The first objection is that the word “covenant” (Hebrew “berit”) does not appear in the creation account of Genesis 2-3. The absence of a term does not mean that the concept isn’t there. It is commonly understood that 2 Samuel 7 pertains to the Davidic covenant, yet it does not use the term “covenant” either. The word “covenant” is not used to refer to this relationship until the Psalms.
Isaiah speaks of “the everlasting covenant” which was broken by the earth’s inhabitants.

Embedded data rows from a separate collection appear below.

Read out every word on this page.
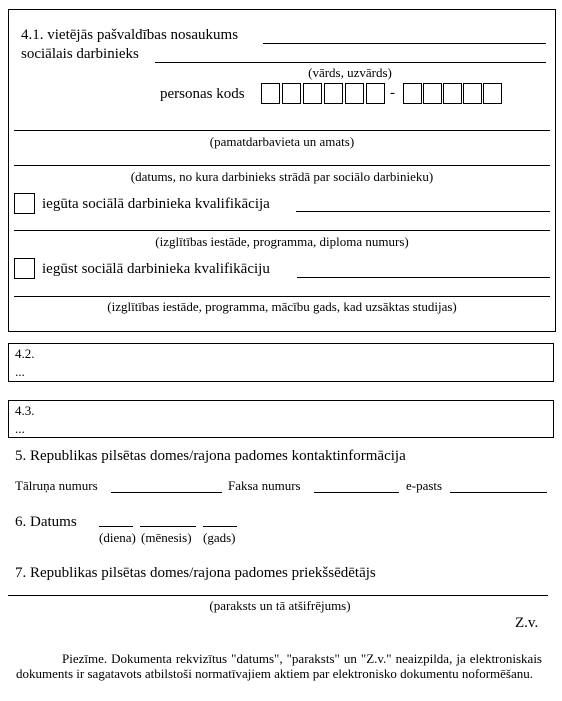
4.1. vietējās pašvaldības nosaukums
sociālais darbinieks
(vārds, uzvārds)
personas kods	-
(pamatdarbavieta un amats)
(datums, no kura darbinieks strādā par sociālo darbinieku)
iegūta sociālā darbinieka kvalifikācija
(izglītības iestāde, programma, diploma numurs)
iegūst sociālā darbinieka kvalifikāciju
(izglītības iestāde, programma, mācību gads, kad uzsāktas studijas)
4.2.
...
4.3.
...
5. Republikas pilsētas domes/rajona padomes kontaktinformācija
Tālruņa numurs	Faksa numurs	e-pasts
6. Datums
(diena) (mēnesis) (gads)
7. Republikas pilsētas domes/rajona padomes priekšsēdētājs
(paraksts un tā atšifrējums)
Z.v.
Piezīme. Dokumenta rekvizītus "datums", "paraksts" un "Z.v." neaizpilda, ja elektroniskais dokuments ir sagatavots atbilstoši normatīvajiem aktiem par elektronisko dokumentu noformēšanu.
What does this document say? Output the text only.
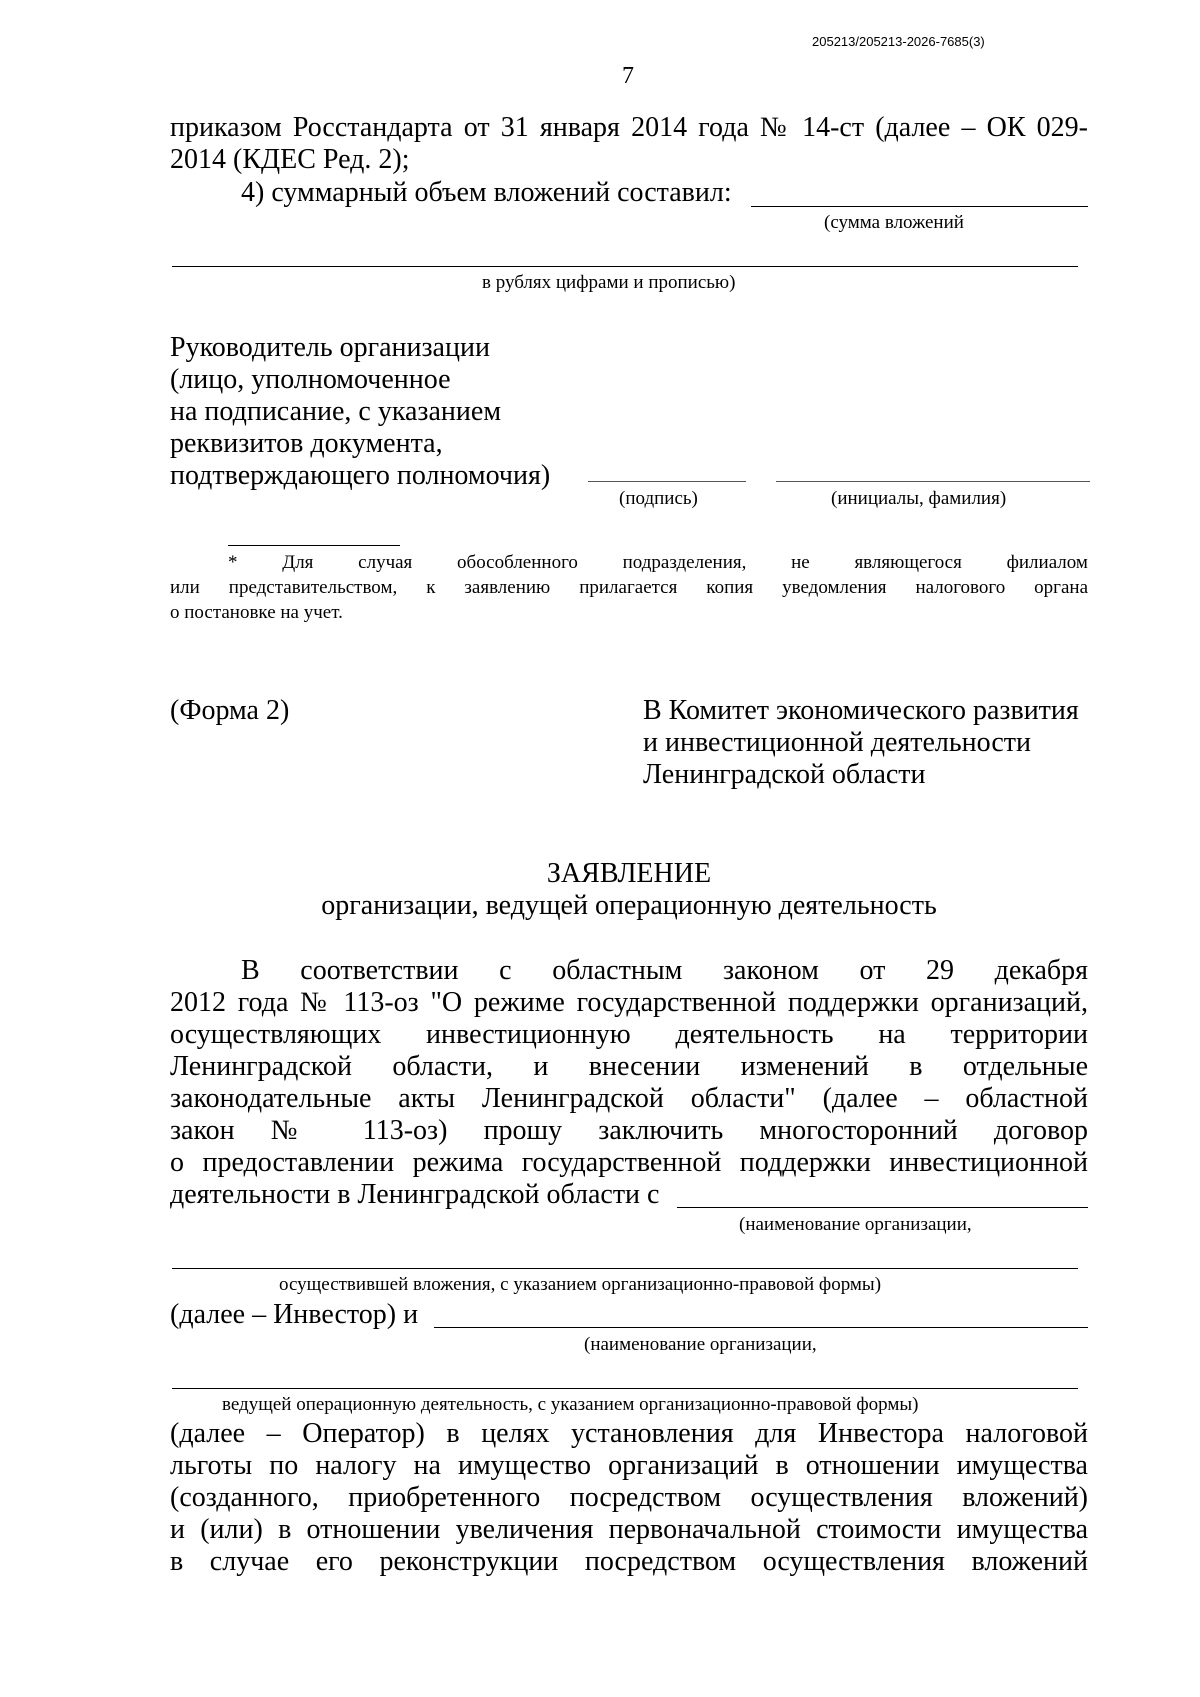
205213/205213-2026-7685(3)
7
приказом Росстандарта от 31 января 2014 года № 14-ст (далее – ОК 029-
2014 (КДЕС Ред. 2);
4) суммарный объем вложений составил:
(сумма вложений
в рублях цифрами и прописью)
Руководитель организации
(лицо, уполномоченное
на подписание, с указанием
реквизитов документа,
подтверждающего полномочия)
(подпись)	(инициалы, фамилия)
* Для случая обособленного подразделения, не являющегося филиалом
или представительством, к заявлению прилагается копия уведомления налогового органа
о постановке на учет.
(Форма 2)	В Комитет экономического развития
и инвестиционной деятельности
Ленинградской области
ЗАЯВЛЕНИЕ
организации, ведущей операционную деятельность
В соответствии с областным законом от 29 декабря
2012 года № 113-оз "О режиме государственной поддержки организаций,
осуществляющих инвестиционную деятельность на территории
Ленинградской области, и внесении изменений в отдельные
законодательные акты Ленинградской области" (далее – областной
закон № 113-оз) прошу заключить многосторонний договор
о предоставлении режима государственной поддержки инвестиционной
деятельности в Ленинградской области с
(наименование организации,
осуществившей вложения, с указанием организационно-правовой формы)
(далее – Инвестор) и
(наименование организации,
ведущей операционную деятельность, с указанием организационно-правовой формы)
(далее – Оператор) в целях установления для Инвестора налоговой
льготы по налогу на имущество организаций в отношении имущества
(созданного, приобретенного посредством осуществления вложений)
и (или) в отношении увеличения первоначальной стоимости имущества
в случае его реконструкции посредством осуществления вложений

I must ask, which covenant was established that affects both the earth and it’s inhabitants?
Similarly, Jeremiah refers to a “covenant with the day and a covenant with the night” in Chapter 33. Again, I ask where was this covenant spoken of prior to this? The prophet clearly says that God has a covenant with the day and the night, yet nowhere in Scripture is the word “covenant” used to speak of such a covenant prior to this passage.

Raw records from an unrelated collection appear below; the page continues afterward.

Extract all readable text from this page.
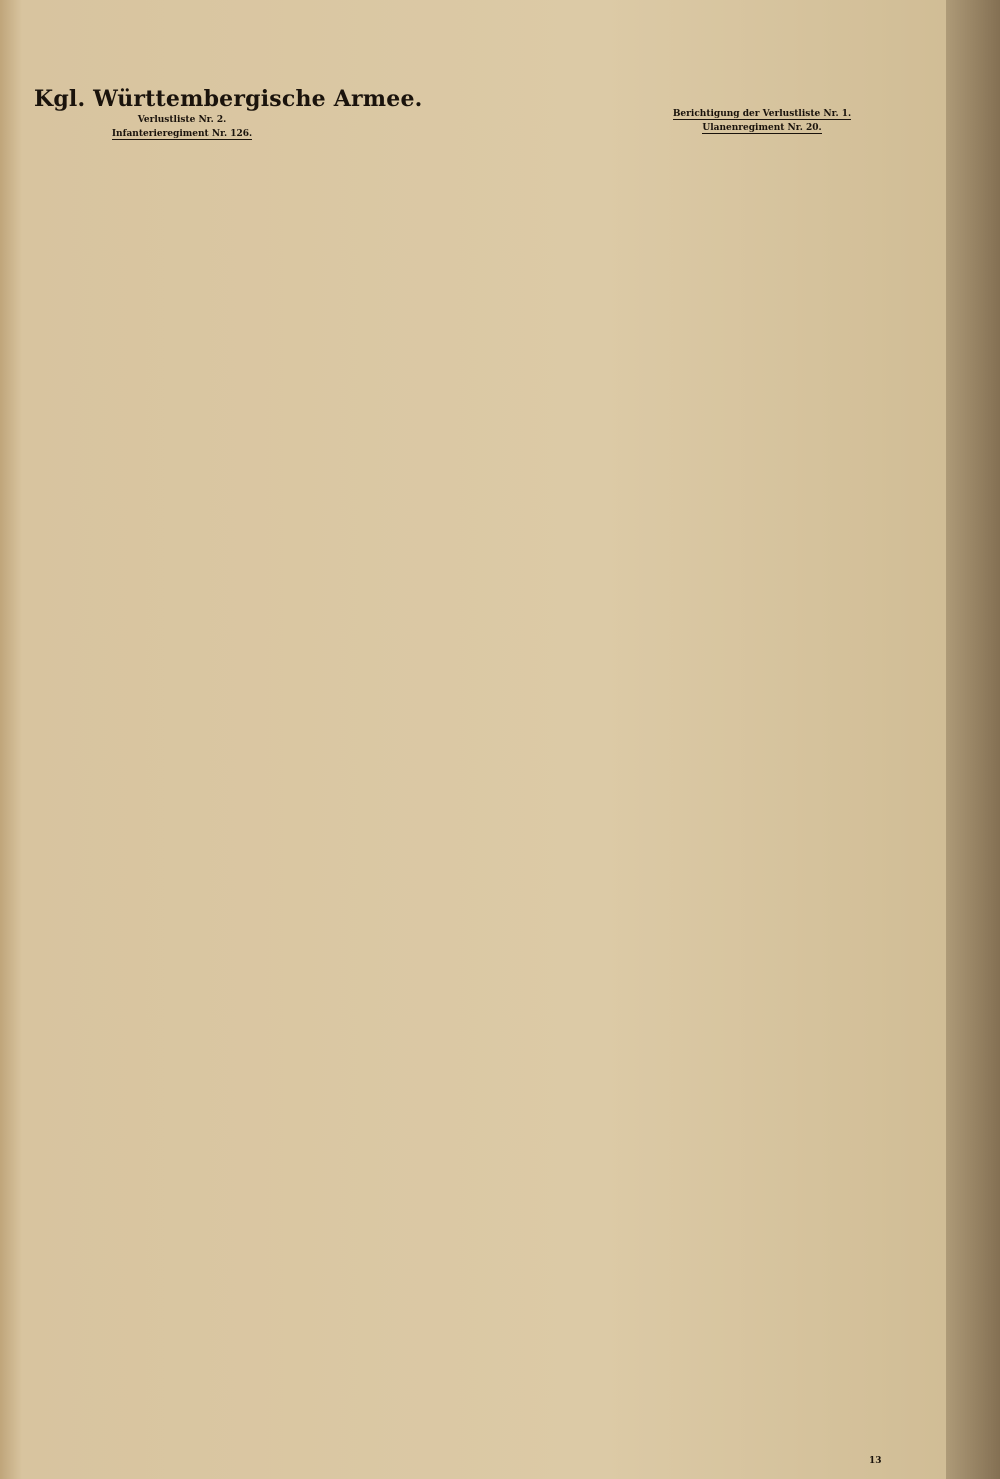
Kgl. Württembergische Armee.
Verlustliste Nr. 2.
Infanterieregiment Nr. 126.

Berichtigung der Verlustliste Nr. 1.
Ulanenregiment Nr. 20.

13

Another common objection involves having the wrong idea of what constitutes as a covenant. The explicit mention of oaths and ratification ceremonies are sometimes included in the making of covenants such as the Abrahamic and Mosaic. However, in other instances there is no mention of oaths and ceremonies. The covenant between David and Jonathan has no explicit mention of oaths or ceremonies, yet it is regarded as a covenant. The same goes with God’s promise of a lasting priesthood to Phineas and his descendants mentioned in Numbers 25:12-13.
So what is a covenant. I would say it is best defined by Ligon Duncan as a binding relationship between two parties that involves both blessings and obligations.

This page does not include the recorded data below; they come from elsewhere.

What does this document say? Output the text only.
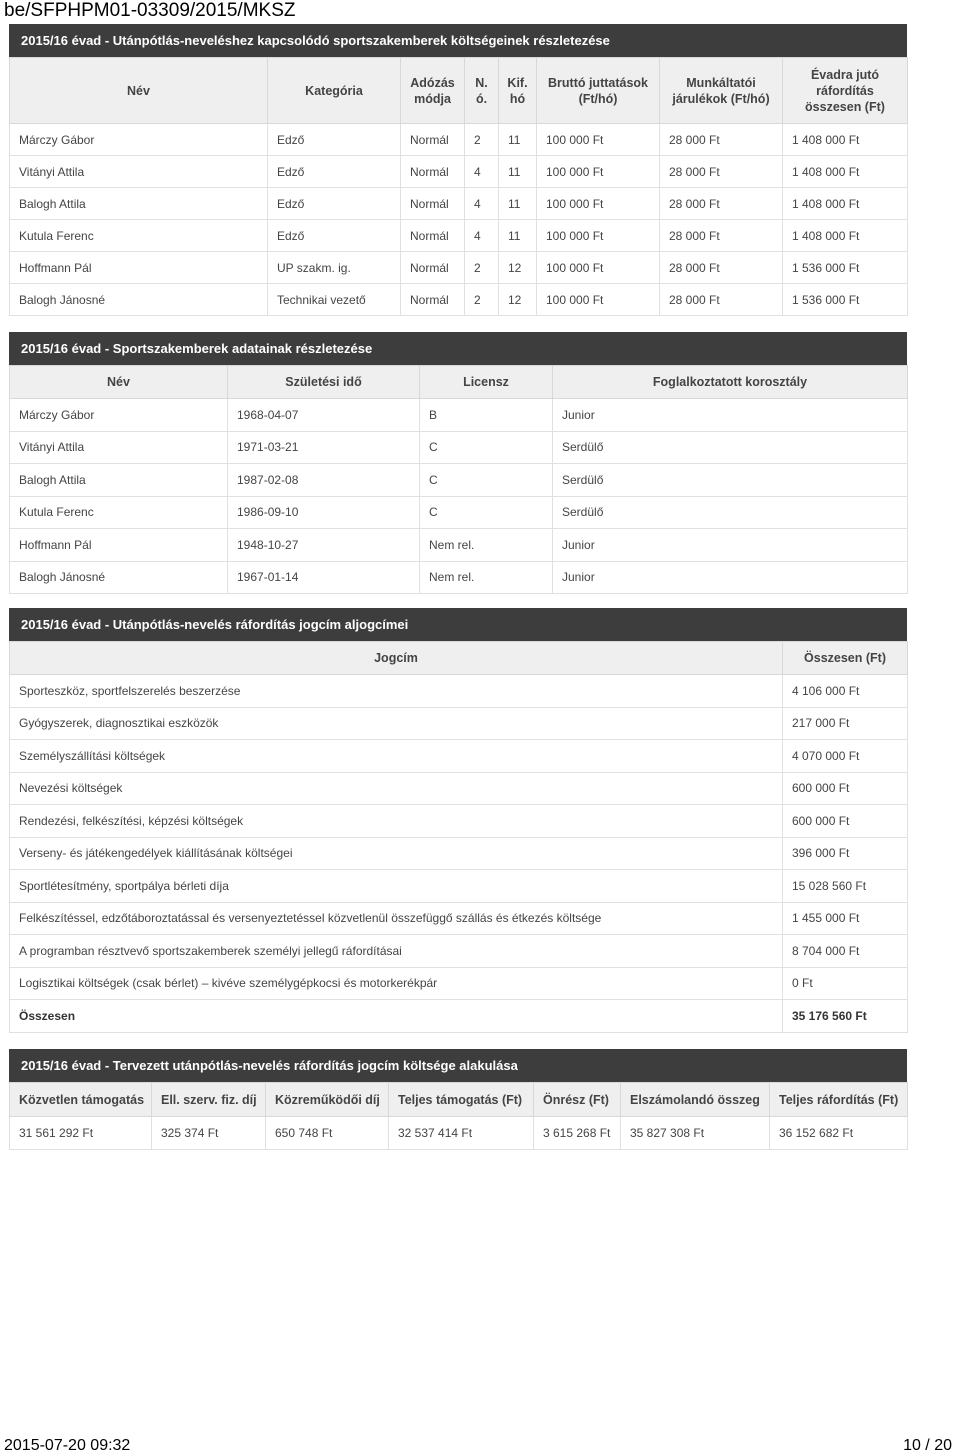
be/SFPHPM01-03309/2015/MKSZ
2015/16 évad - Utánpótlás-neveléshez kapcsolódó sportszakemberek költségeinek részletezése
Név	Kategória	Adózás módja	N. ó.	Kif. hó	Bruttó juttatások (Ft/hó)	Munkáltatói járulékok (Ft/hó)	Évadra jutó ráfordítás összesen (Ft)
Márczy Gábor	Edző	Normál	2	11	100 000 Ft	28 000 Ft	1 408 000 Ft
Vitányi Attila	Edző	Normál	4	11	100 000 Ft	28 000 Ft	1 408 000 Ft
Balogh Attila	Edző	Normál	4	11	100 000 Ft	28 000 Ft	1 408 000 Ft
Kutula Ferenc	Edző	Normál	4	11	100 000 Ft	28 000 Ft	1 408 000 Ft
Hoffmann Pál	UP szakm. ig.	Normál	2	12	100 000 Ft	28 000 Ft	1 536 000 Ft
Balogh Jánosné	Technikai vezető	Normál	2	12	100 000 Ft	28 000 Ft	1 536 000 Ft
2015/16 évad - Sportszakemberek adatainak részletezése
Név	Születési idő	Licensz	Foglalkoztatott korosztály
Márczy Gábor	1968-04-07	B	Junior
Vitányi Attila	1971-03-21	C	Serdülő
Balogh Attila	1987-02-08	C	Serdülő
Kutula Ferenc	1986-09-10	C	Serdülő
Hoffmann Pál	1948-10-27	Nem rel.	Junior
Balogh Jánosné	1967-01-14	Nem rel.	Junior
2015/16 évad - Utánpótlás-nevelés ráfordítás jogcím aljogcímei
Jogcím	Összesen (Ft)
Sporteszköz, sportfelszerelés beszerzése	4 106 000 Ft
Gyógyszerek, diagnosztikai eszközök	217 000 Ft
Személyszállítási költségek	4 070 000 Ft
Nevezési költségek	600 000 Ft
Rendezési, felkészítési, képzési költségek	600 000 Ft
Verseny- és játékengedélyek kiállításának költségei	396 000 Ft
Sportlétesítmény, sportpálya bérleti díja	15 028 560 Ft
Felkészítéssel, edzőtáboroztatással és versenyeztetéssel közvetlenül összefüggő szállás és étkezés költsége	1 455 000 Ft
A programban résztvevő sportszakemberek személyi jellegű ráfordításai	8 704 000 Ft
Logisztikai költségek (csak bérlet) – kivéve személygépkocsi és motorkerékpár	0 Ft
Összesen	35 176 560 Ft
2015/16 évad - Tervezett utánpótlás-nevelés ráfordítás jogcím költsége alakulása
Közvetlen támogatás	Ell. szerv. fiz. díj	Közreműködői díj	Teljes támogatás (Ft)	Önrész (Ft)	Elszámolandó összeg	Teljes ráfordítás (Ft)
31 561 292 Ft	325 374 Ft	650 748 Ft	32 537 414 Ft	3 615 268 Ft	35 827 308 Ft	36 152 682 Ft
2015-07-20 09:32	10 / 20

The elements for a covenant of works are present in the opening chapters of Genesis:
The Covenant of Works:
a. Name of the Great King – “In the beginning God” Gen. 1:1
b. Historical Prologue – “created the heavens and the earth. . .” Gen. 1:1
c. Stipulations (Laws) –
i. Exclusive loyalty (=love) – implied in Gen. 2:17
ii. Specific requirements – “Be fruitful and increase in number; fill the earth and subdue it. Rule over the fish of the sea and the birds of the air and over every living creature that moves on the ground.” Gen. 1:28 ; “you must not eat from the tree of the knowledge of good and evil . . .” Gen. 2:17
d. Sanctions (Blessings and Curses) – “ . . . for when you eat of it you will surely die.” Gen. 2:17
e. Administration – The covenant was administered via the tree of knowledge of good and evil. Covenant keeping was via NOT eating of the tree’s fruit. Covenant breaking was via eating the fruit.
Adam and Christ are to be seen in a parallel relationship. Adam was a type of Christ. This can be seen in the usage of Christ being referred to as the second Adam.
There are now presently on earth, two humanities or orders of beings. The contrast is not between the sinful and the righteous but rather the old creation and the new creation.
Adam, in his original state was in a state that was designed to be temporary. It was a probationary time. He would enter into the state of life or death depending on his obedience of the command regarding the tree of life and the tree of the knowledge of good and evil.
Although Adam was sinless and morally righteous, it was not the eternal state God designed for man. It was a state of contingencies and subject to change.
The eating of the tree of life served as a sacramental sign to having entered into a state of eternal life. Eating of the tree of knowledge served as a sacramental sign of having advanced from a state of ethical immaturity to a state of ethical maturity.
Adam failed his probation and plunged his race into into death because of his disobedience while Jesus passed his probation in perfect obedience and delivered his people from death and has attained for them eternal life which Adam failed to do.
There is much more that can be addressed pertaining to this matter, but hopefully this at least provides a basic understanding of the Covenant of Works.